I don't know about  antigen-antibody modelling. The Schrodinger suite should have dedicated tools to accomplish such kind of tasks but it is a commercial software and, in my personal opinion, I don't trust with it.

Otherwise MODELLER remains my gold standard to build homology models.

Thanks Dario for your quick response.

Hi,

The first thing you should think is do these missing residues have a particular structure helix, etc are they important for the protein function

If those residues are missing in the PDB file, this can arise from several reasons, among which :

- Those residues needed to be deleted because the full-length protein wasn't soluble/expressed. etc.

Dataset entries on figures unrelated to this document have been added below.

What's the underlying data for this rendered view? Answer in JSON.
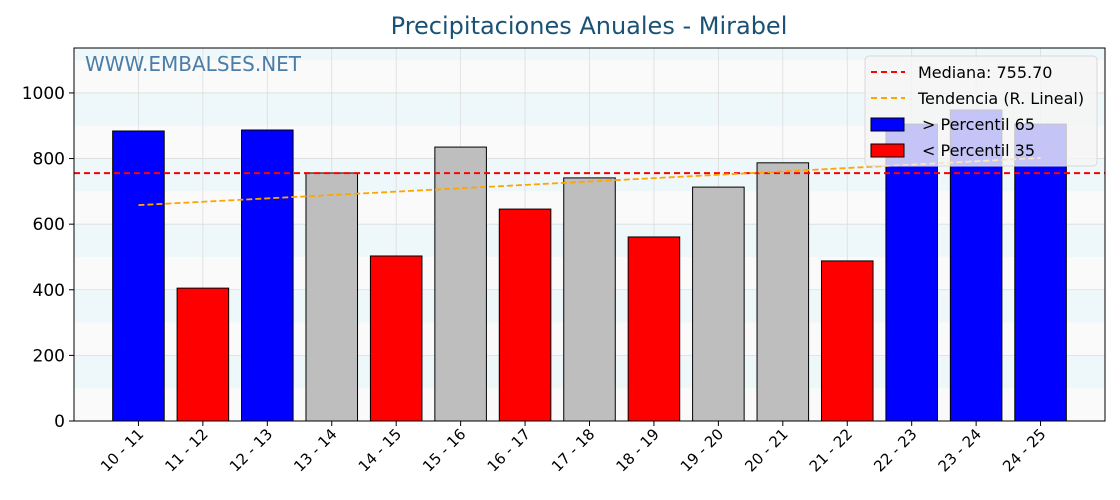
{
  "chart_data": {
    "type": "bar",
    "title": "Precipitaciones Anuales - Mirabel",
    "watermark": "WWW.EMBALSES.NET",
    "xlabel": "",
    "ylabel": "",
    "ylim": [
      0,
      1137
    ],
    "yticks": [
      0,
      200,
      400,
      600,
      800,
      1000
    ],
    "grid": true,
    "legend_position": "top-right",
    "categories": [
      "10 - 11",
      "11 - 12",
      "12 - 13",
      "13 - 14",
      "14 - 15",
      "15 - 16",
      "16 - 17",
      "17 - 18",
      "18 - 19",
      "19 - 20",
      "20 - 21",
      "21 - 22",
      "22 - 23",
      "23 - 24",
      "24 - 25"
    ],
    "values": [
      884,
      405,
      887,
      756,
      503,
      835,
      646,
      741,
      561,
      713,
      787,
      488,
      905,
      948,
      905
    ],
    "bar_classes": [
      "high",
      "low",
      "high",
      "mid",
      "low",
      "mid",
      "low",
      "mid",
      "low",
      "mid",
      "mid",
      "low",
      "high",
      "high",
      "high"
    ],
    "median": 755.7,
    "trend": {
      "start": 658,
      "end": 802
    },
    "legend": [
      {
        "label": "Mediana: 755.70",
        "kind": "median"
      },
      {
        "label": "Tendencia (R. Lineal)",
        "kind": "trend"
      },
      {
        "label": "> Percentil 65",
        "kind": "high"
      },
      {
        "label": "< Percentil 35",
        "kind": "low"
      }
    ],
    "colors": {
      "high": "#0000ff",
      "low": "#ff0000",
      "mid": "#bebebe",
      "median": "#ff0000",
      "trend": "#ffa500",
      "title": "#1a5276",
      "watermark": "#4a7ea8",
      "band": "#eef7f9",
      "band_alt": "#fafafa"
    }
  }
}
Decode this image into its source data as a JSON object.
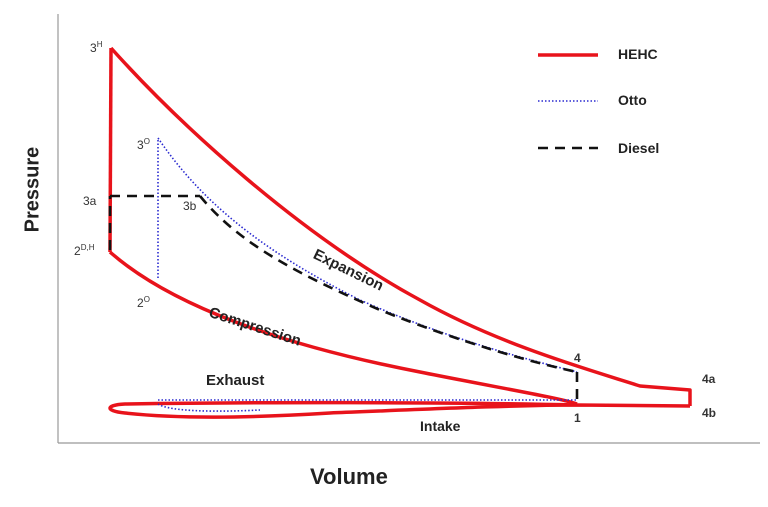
{
  "axes": {
    "x_label": "Volume",
    "y_label": "Pressure"
  },
  "legend": [
    {
      "name": "HEHC",
      "style": "solid",
      "color": "#e8131b"
    },
    {
      "name": "Otto",
      "style": "dotted",
      "color": "#2a2ad0"
    },
    {
      "name": "Diesel",
      "style": "dashed",
      "color": "#111111"
    }
  ],
  "process_labels": {
    "expansion": "Expansion",
    "compression": "Compression",
    "exhaust": "Exhaust",
    "intake": "Intake"
  },
  "points": {
    "p3H": {
      "base": "3",
      "sup": "H"
    },
    "p3O": {
      "base": "3",
      "sup": "O"
    },
    "p3a": "3a",
    "p3b": "3b",
    "p2DH": {
      "base": "2",
      "sup": "D,H"
    },
    "p2O": {
      "base": "2",
      "sup": "O"
    },
    "p4": "4",
    "p4a": "4a",
    "p4b": "4b",
    "p1": "1"
  }
}
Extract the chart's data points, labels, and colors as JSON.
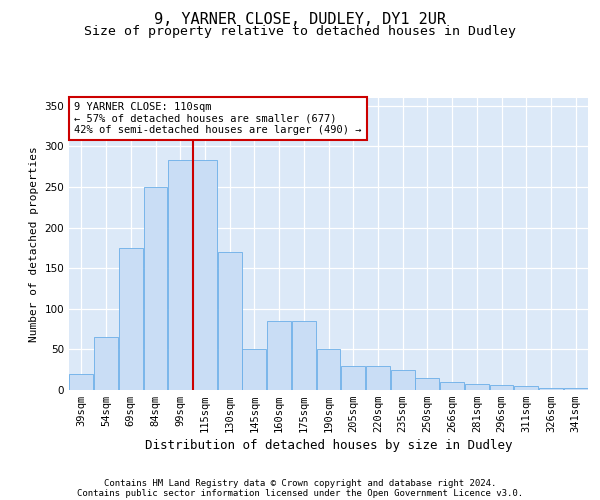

According to me modeller would be a best option. You can try SPDBV  it automatically generates missing residues in the structure, you can try it. Hope it helps

Regards

You may try this one

https://salilab.org/modeller/

Thanks Danish and Arafat.

would you all like to tell me please which is the most good template because when i performed modelling using modeller it give me so many PDB IDs that can use as template including my target PDB ( 4I3S) that have 100% similarity and zero e-value as well. so can i use my target PDB as template?

Hi,

Yes you can try modelling with your template, i would also suggest you to try modelling using PHYRE2 server and check the result. Or else simply open your structure in SPDBV. 

Regards.

Alrigh Danish. I will try this.

Usually I don't trust with embedded options for template searching. Usually I trust with the results from psi-blast, Same thing for alignment, in such case I use DALI or MUSTANG for a preliminary structural alignment of the templates, then I fit the query sequence by comparing the predicted secondary structure profile (using PSIPRED for example) with the ones of the templates (obtained with DSSP). I use Modeller only for the final model building.

Thank yo so much Dario. It's good and i definitely  want to compare the result by using these software which is more reliable.